PONTE VERDA BEACH, Florida – Jim "Bones" Mackay quickly realized he could not talk and chew gum at the same time.
It's not that he can not handle both tasks at the same time with ease. Instead, it has everything to do with one of the golden rules of the announcement, and the longtime former cadet of Phil Mickelson and the analyst from Current golf from NBC Sports and Golf Channel were very impressed by his blunder.
"It's like the biggest no-no," said Mackay.
It's one of the few mis-clubs Mackay has done when he went from a 40-pound golf bag to a microphone. It's not easy, he'll tell you.
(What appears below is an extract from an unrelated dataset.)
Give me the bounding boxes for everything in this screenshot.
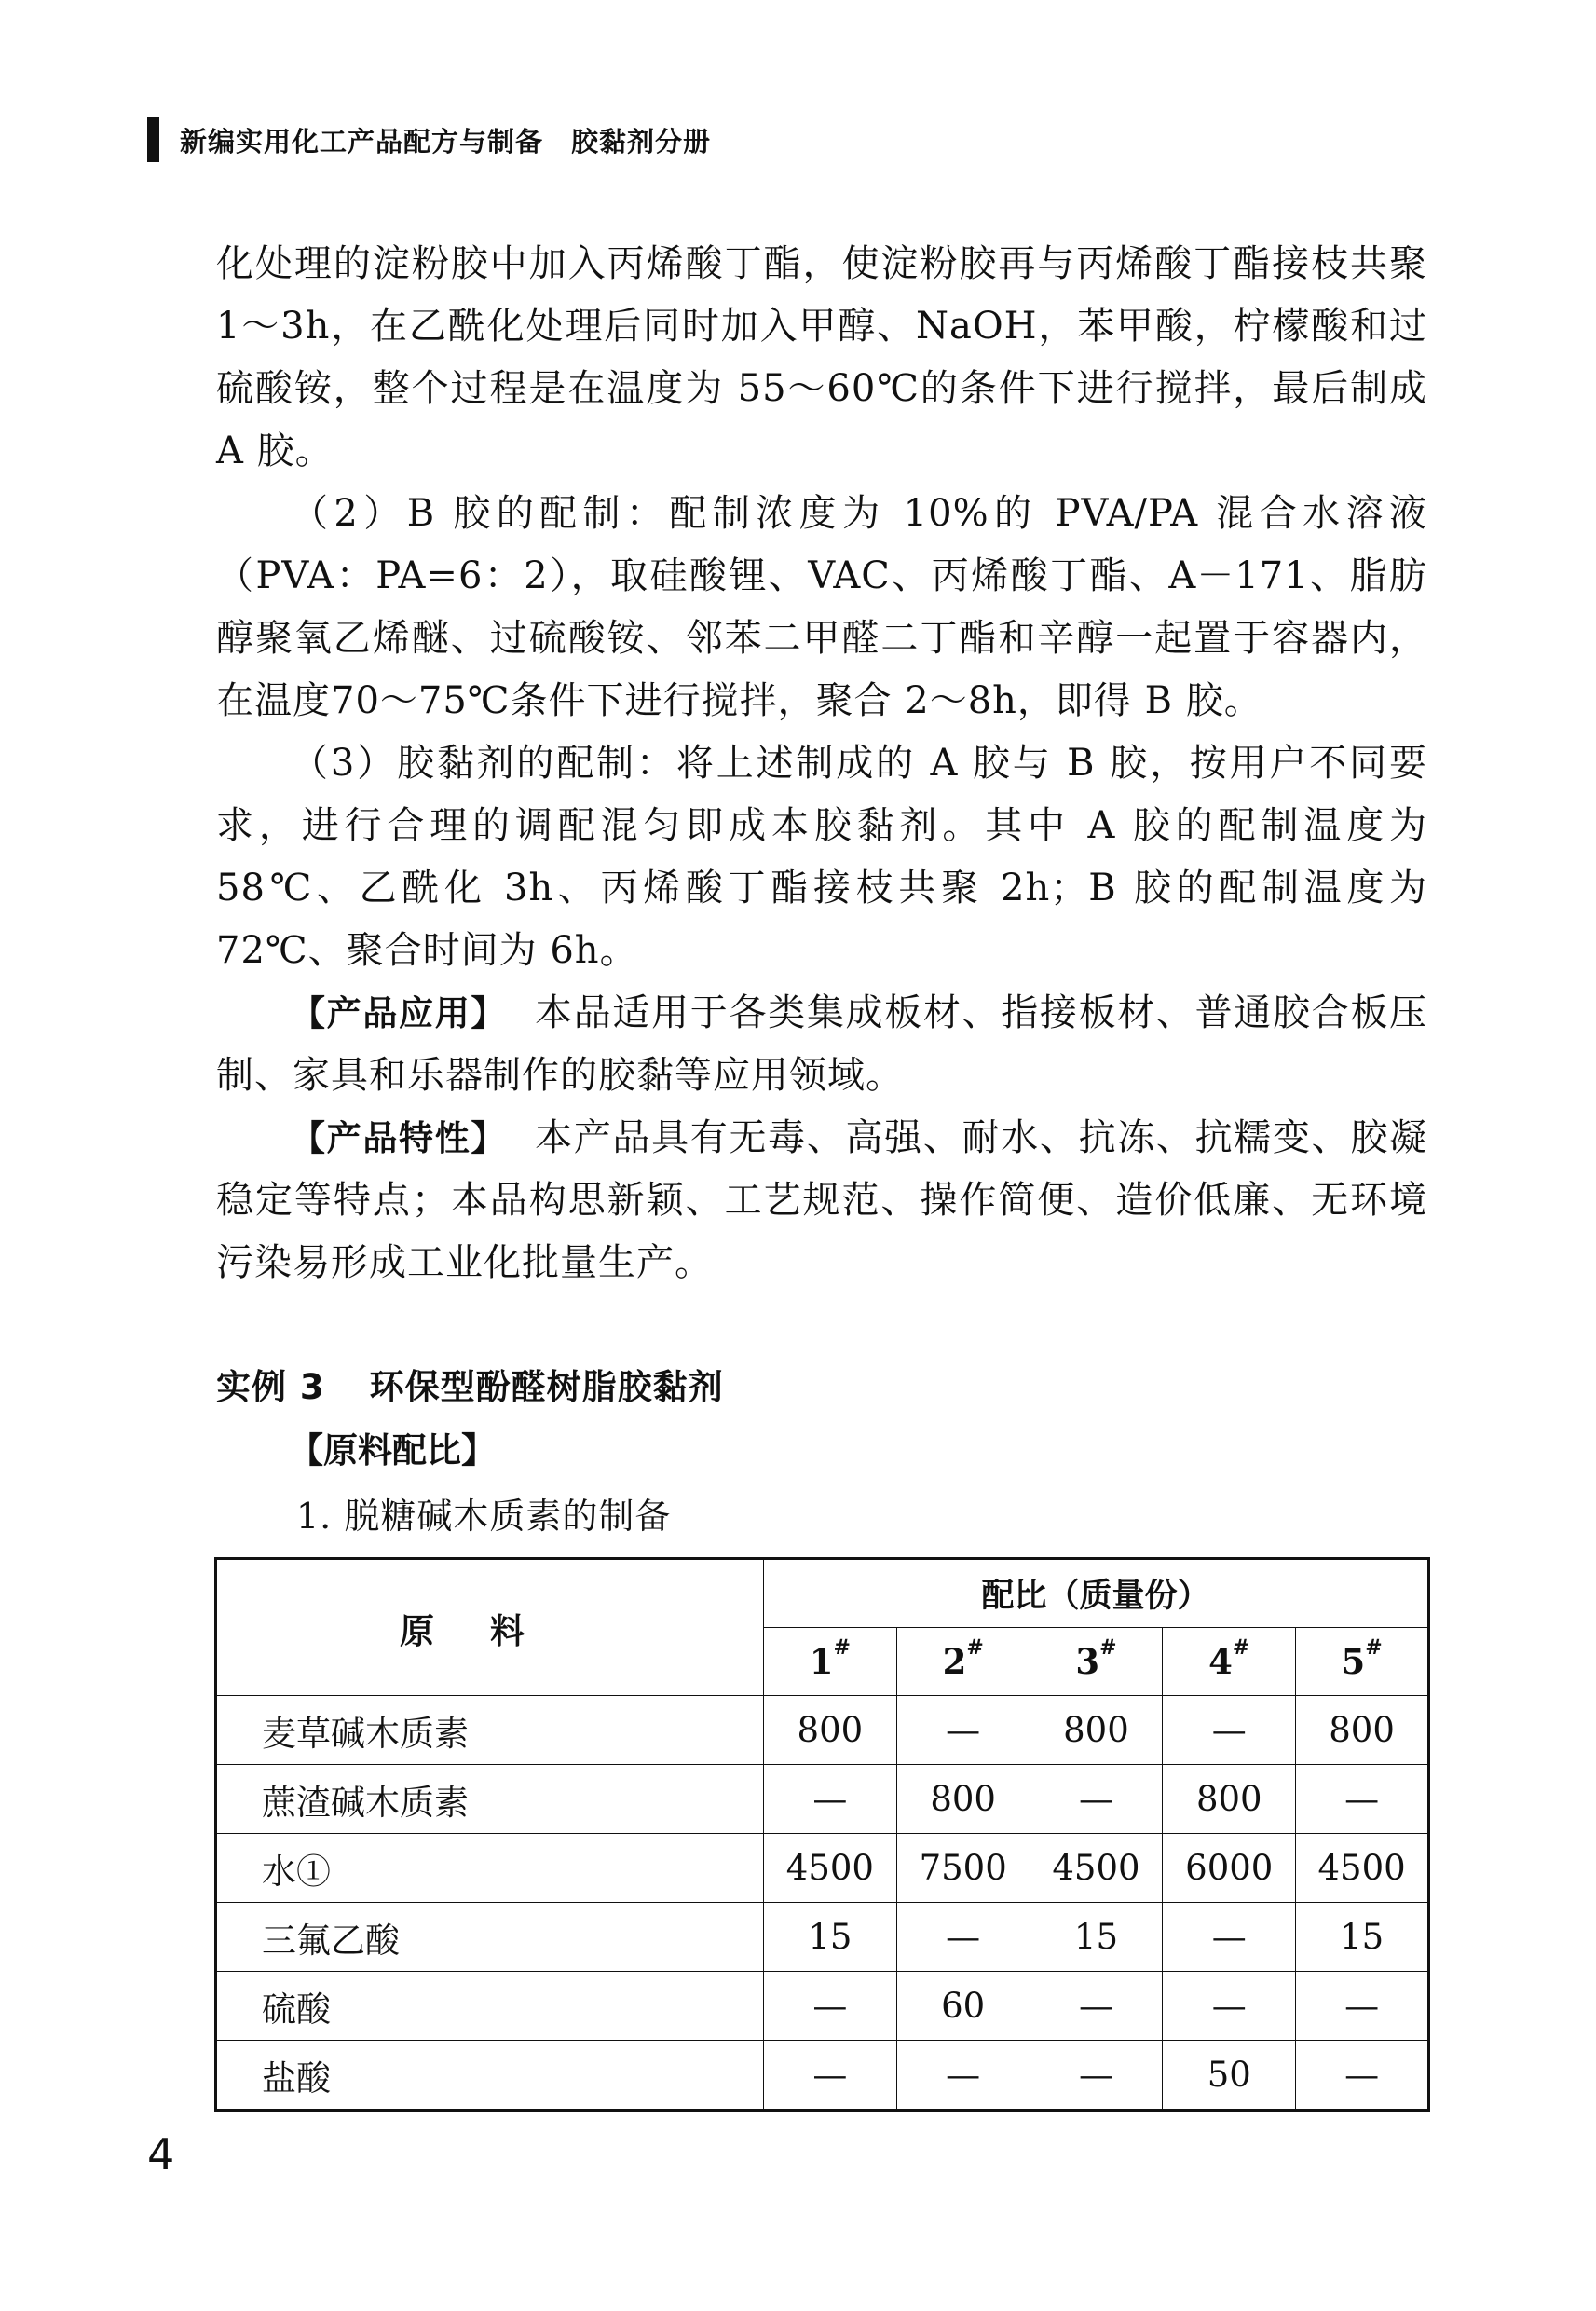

There is someone who speaks in his headset giving instructions, after all. The mechanics involved in the ad must get used. He has a few seconds to gather his thoughts to say something relevant and insightful.
And he is careful not to stumble on his own words.
But Mackay loves his new job and says he's having fun.
"I am very happy with how it all worked," said Mackay, who started his new job at the British Open last summer. "It's awesome. I thought I'd be caddy until I could not lift the bag anymore.
"Not having a dog in the fight, not being part of the competition I miss. If someone does a birdie or a bogey, I am not invested with this golfer. When you frame, you are fully invested in everything your player does. You live and you die in a way with everything that happens with your player. And nothing is more rewarding as a shopping cart than when you have a positive effect on what's going on there. "
Now, Mackay has a positive impact as a shopping cart for millions of viewers, said Tommy Roy, the main producer of NBC Sports Golf. Roy saw the potential of an experienced cadet inside the ropes to announce the action. In 2015, at the RSM Classic, Roy acted according to his beliefs and put Matt Kuchar's shopping cart, Mackay and John Wood, to work.
"I've known these guys for years and it hit me every time we had dinner, the two did not just talk about their player. They discussed the big picture: how are the other players playing, how does the course play out, what the weather will be like, what were the scriptlines of the week, "said Roy. "I knew that they were producers themselves. We knew that they had communication skills. They were incredible this week. They were professional advertisers from the start. "
So when Mackay broke away from Mickelson after 25 years, Roy summoned him.
"He's been on his game from the start," said Roy. "He thinks more about strategy, how to navigate this hole. At first, he used to say, "But, uh, but, uh." But he quickly broke with this situation and set himself up.
Mackay, 53, has regained his caddy position twice on a temporary basis since he took the microphone – for Justin Thomas at the Sony Open and Jimmy Walker at the Farmers Insurance Open. But if he does not exclude a return to his old job, he is interested in his new job.
He pays the same attention to detail as when he was caddy. He always wears a feature book and a green book, both full of notes from years past. It draws from its vast memory bank and examines all golf courses.
"What's different is that I used to ride the golf course through the eyes of a guy who had gone some distance," said Mackay, who played 41 of the Mickelson's 44 PGA Tour, including the five major leagues. "Now I have to watch the golf course from, say, Kevin Na's perspective. Na being a hitter shorter than Phil.
"You have to look at the golf course in a general problem."
Just like he did as a cadet, Mackay is always looking for ways to improve. For example, he is always looking for the best places to talk, because the last thing he wants to do is that his voice forces a player to move away from his shot.
And he makes efforts to improve his vocabulary, typing in his iPhone the words he comes to hear or read, but he does not usually use.
"I want to be more talked about," Mackay said. "You can improve in many ways. I am more and more comfortable, of course. It happened as well as I could have hoped. And I have so much respect for the workforce that goes into a show. It's a total team effort. "
Roy stated that Mackay was the ultimate player on the team and that he was delighted to have allowed a caddy to carry the mic.
"He was already a star before coming to our house," said Roy. "And he's still a star."